Being told something in a childish tone, not being taken seriously, or getting the feeling that people think you are just a burden to society. These are all examples of "ageism" - stereotyping, prejudices and discrimination towards seniors based on their age. Many seniors fall victim to it, and that number has increased since the COVID-19 pandemic, according to new research from the UvA Center for Urban Mental Health. Ageism directly affects the quality of life and mental health of seniors. It is time to raise awareness and address this problem, say the researchers.
'Ageism can have a major impact on the physical and mental health of seniors. It can increase loneliness and reduce purpose of life, but also, for example, accelerate cognitive decline or hinder recovery from illness,' says Lotte Brinkhof, PhD candidate at the Center for Urban Mental Health. Brinkhof and her supervisor Prof. Dr. Richard Ridderinkhof, along with their colleagues, investigated whether ageism worsened during the COVID-19 pandemic in the Netherlands, and what the consequences were.
During the COVID-19 pandemic, governments took strict measures to contain the virus and protect the older generation. Brinkhof: ‘Age-based narratives in the news media grew more negative, and older adults were the focus of public and political (online) discussions. Age-related guidelines, such as special early shopping hours for older adults emerged, and many countries - including the Netherlands - even looked at whether seniors could be "isolated”. We were curious about the impact of all this.'
A total of 500 Dutch adults aged 55 or older participated in the study, which was conducted using the Perceived Ageism Questionnaire developed by the Center for Urban Mental Health. The level of ageism perceived and experienced by the participants became stronger and more negative during the COVID-19 pandemic. This was found to have a negative impact on their quality of life and mental well-being.
Ridderinkhof stresses that it is important to remember that these increases in perceived ageism will not simply disappear now that the pandemic is over. ‘It has increased the pigeonholing of older individuals in our society, and we need to break the downward spiral in order to avoid long-term negative consequences.
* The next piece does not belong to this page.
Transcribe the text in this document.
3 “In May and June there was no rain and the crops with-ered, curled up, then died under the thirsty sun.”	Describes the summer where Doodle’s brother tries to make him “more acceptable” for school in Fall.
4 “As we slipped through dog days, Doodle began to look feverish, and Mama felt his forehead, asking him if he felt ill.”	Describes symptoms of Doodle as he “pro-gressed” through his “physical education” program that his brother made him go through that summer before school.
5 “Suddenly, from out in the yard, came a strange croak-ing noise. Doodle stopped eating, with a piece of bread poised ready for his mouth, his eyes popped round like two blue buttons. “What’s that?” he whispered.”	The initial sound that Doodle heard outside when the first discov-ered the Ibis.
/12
It is therefore important to raise awareness about the often unrecognized and deeply ingrained ageism at the individual, interpersonal and institutional levels and to educate the public about the far-reaching implications for the physical and mental health of older adults.'
We are constantly confronted with prejudices and stereotypes about older adults, for example in relation to deterioration and dependence. As a result, such messages become an unnoticed part of our own thinking and we will unconsciously adapt our behavior accordingly. For example, those who strongly associate old age with loneliness have an increased chance of becoming lonely themselves later in life. This is also called a self-fulfilling prophecy: you will behave according to the views that exist in society. By doing so, we limit ourselves in the chance of a long, healthy and happy life.
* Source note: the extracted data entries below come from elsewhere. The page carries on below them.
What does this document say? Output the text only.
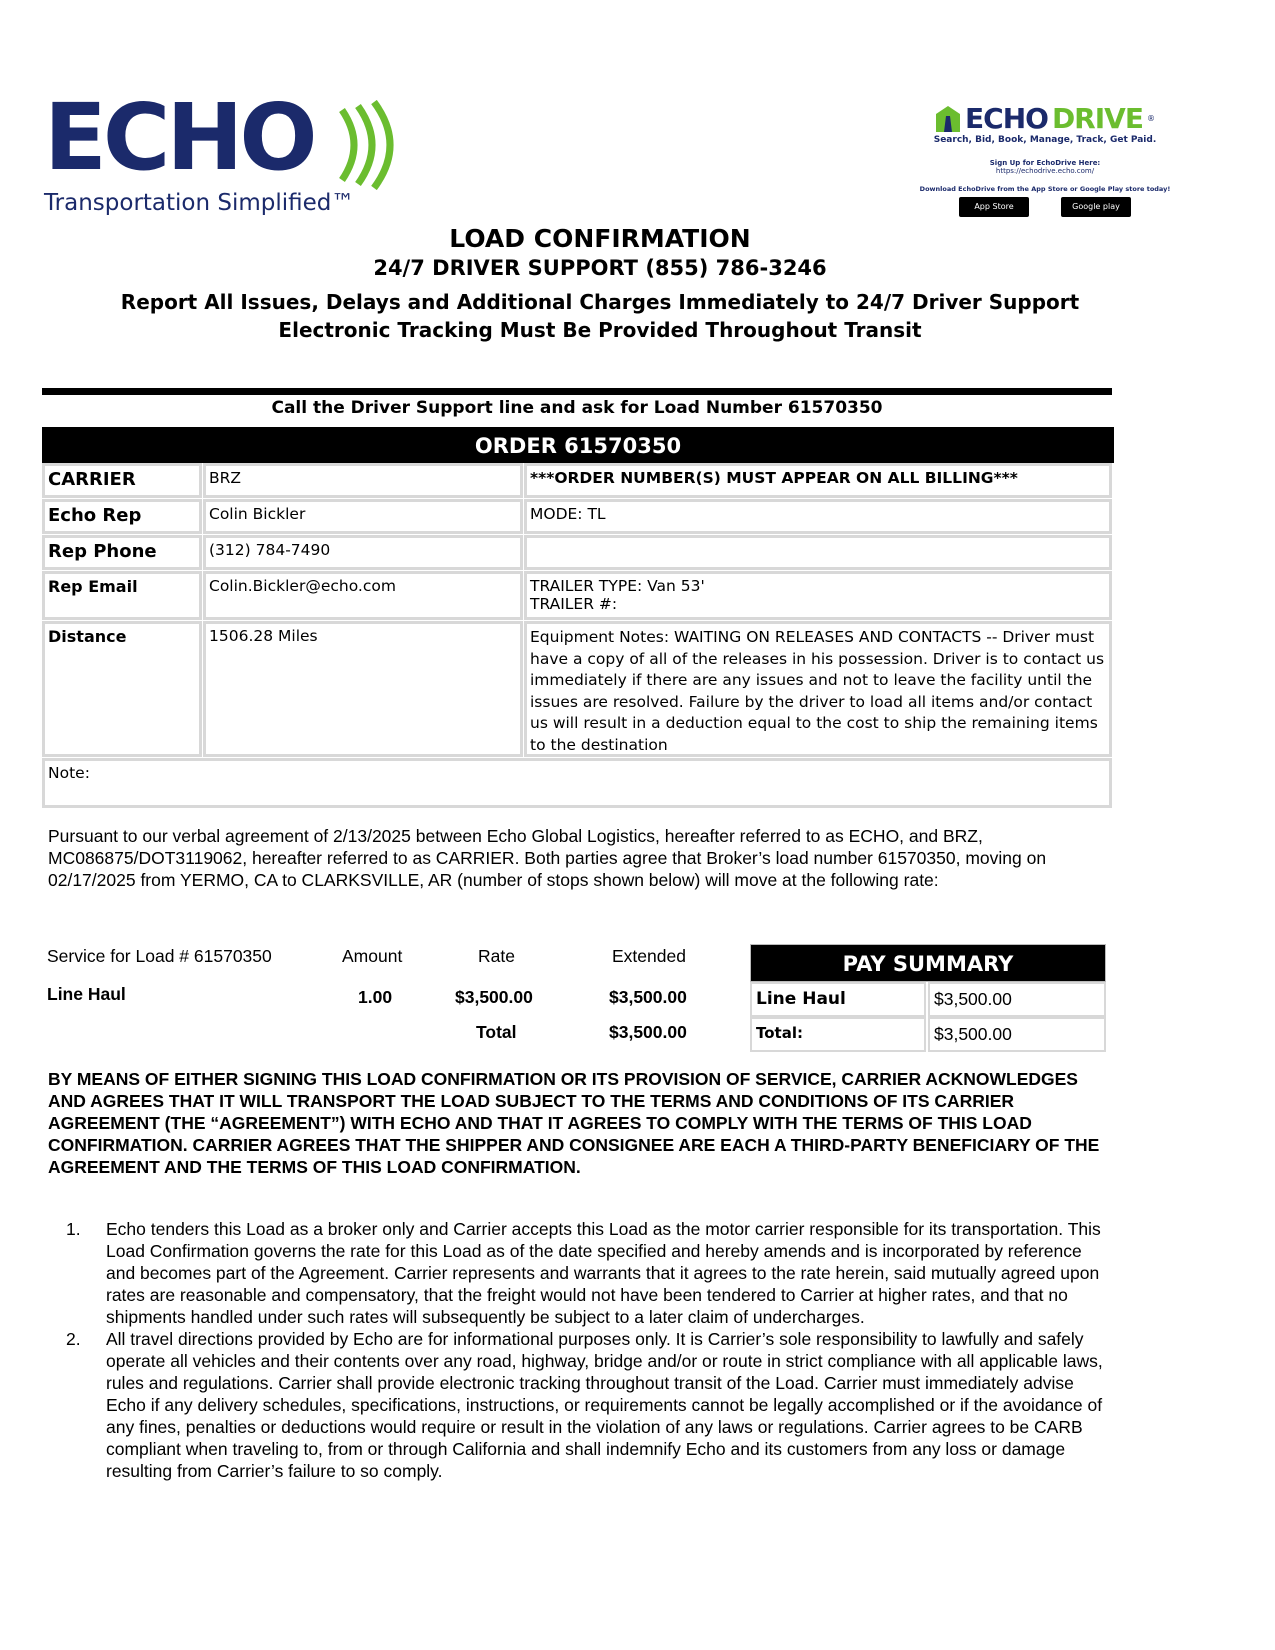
ECHO
Transportation Simplified™
ECHO DRIVE ®
Search, Bid, Book, Manage, Track, Get Paid.
Sign Up for EchoDrive Here:
https://echodrive.echo.com/
Download EchoDrive from the App Store or Google Play store today!
App Store	Google play
LOAD CONFIRMATION
24/7 DRIVER SUPPORT (855) 786-3246
Report All Issues, Delays and Additional Charges Immediately to 24/7 Driver Support
Electronic Tracking Must Be Provided Throughout Transit
Call the Driver Support line and ask for Load Number 61570350
ORDER 61570350
CARRIER	BRZ	***ORDER NUMBER(S) MUST APPEAR ON ALL BILLING***
Echo Rep	Colin Bickler	MODE: TL
Rep Phone	(312) 784-7490
Rep Email	Colin.Bickler@echo.com	TRAILER TYPE: Van 53'
TRAILER #:
Distance	1506.28 Miles	Equipment Notes: WAITING ON RELEASES AND CONTACTS -- Driver must have a copy of all of the releases in his possession. Driver is to contact us immediately if there are any issues and not to leave the facility until the issues are resolved. Failure by the driver to load all items and/or contact us will result in a deduction equal to the cost to ship the remaining items to the destination
Note:
Pursuant to our verbal agreement of 2/13/2025 between Echo Global Logistics, hereafter referred to as ECHO, and BRZ, MC086875/DOT3119062, hereafter referred to as CARRIER. Both parties agree that Broker’s load number 61570350, moving on 02/17/2025 from YERMO, CA to CLARKSVILLE, AR (number of stops shown below) will move at the following rate:
Service for Load # 61570350	Amount	Rate	Extended
Line Haul	1.00	$3,500.00	$3,500.00
Total	$3,500.00
PAY SUMMARY
Line Haul	$3,500.00
Total:	$3,500.00
BY MEANS OF EITHER SIGNING THIS LOAD CONFIRMATION OR ITS PROVISION OF SERVICE, CARRIER ACKNOWLEDGES AND AGREES THAT IT WILL TRANSPORT THE LOAD SUBJECT TO THE TERMS AND CONDITIONS OF ITS CARRIER AGREEMENT (THE “AGREEMENT”) WITH ECHO AND THAT IT AGREES TO COMPLY WITH THE TERMS OF THIS LOAD CONFIRMATION. CARRIER AGREES THAT THE SHIPPER AND CONSIGNEE ARE EACH A THIRD-PARTY BENEFICIARY OF THE AGREEMENT AND THE TERMS OF THIS LOAD CONFIRMATION.
1.	Echo tenders this Load as a broker only and Carrier accepts this Load as the motor carrier responsible for its transportation. This Load Confirmation governs the rate for this Load as of the date specified and hereby amends and is incorporated by reference and becomes part of the Agreement. Carrier represents and warrants that it agrees to the rate herein, said mutually agreed upon rates are reasonable and compensatory, that the freight would not have been tendered to Carrier at higher rates, and that no shipments handled under such rates will subsequently be subject to a later claim of undercharges.
2.	All travel directions provided by Echo are for informational purposes only. It is Carrier’s sole responsibility to lawfully and safely operate all vehicles and their contents over any road, highway, bridge and/or or route in strict compliance with all applicable laws, rules and regulations. Carrier shall provide electronic tracking throughout transit of the Load. Carrier must immediately advise Echo if any delivery schedules, specifications, instructions, or requirements cannot be legally accomplished or if the avoidance of any fines, penalties or deductions would require or result in the violation of any laws or regulations. Carrier agrees to be CARB compliant when traveling to, from or through California and shall indemnify Echo and its customers from any loss or damage resulting from Carrier’s failure to so comply.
The researchers developed a Dutch website: www.seniorisme.nl. They also go out and, for example, had an information stand at the 50PlusBeurs and recently gave a workshop - at the invitation of Stichting Oud geleerd Jong Gedaan - to a group of seniors and students. 'What we then hear back is that it is very eye-opening. People don't seem to be sufficiently aware of the concept of ageism, let alone its consequences,' Brinkhof said.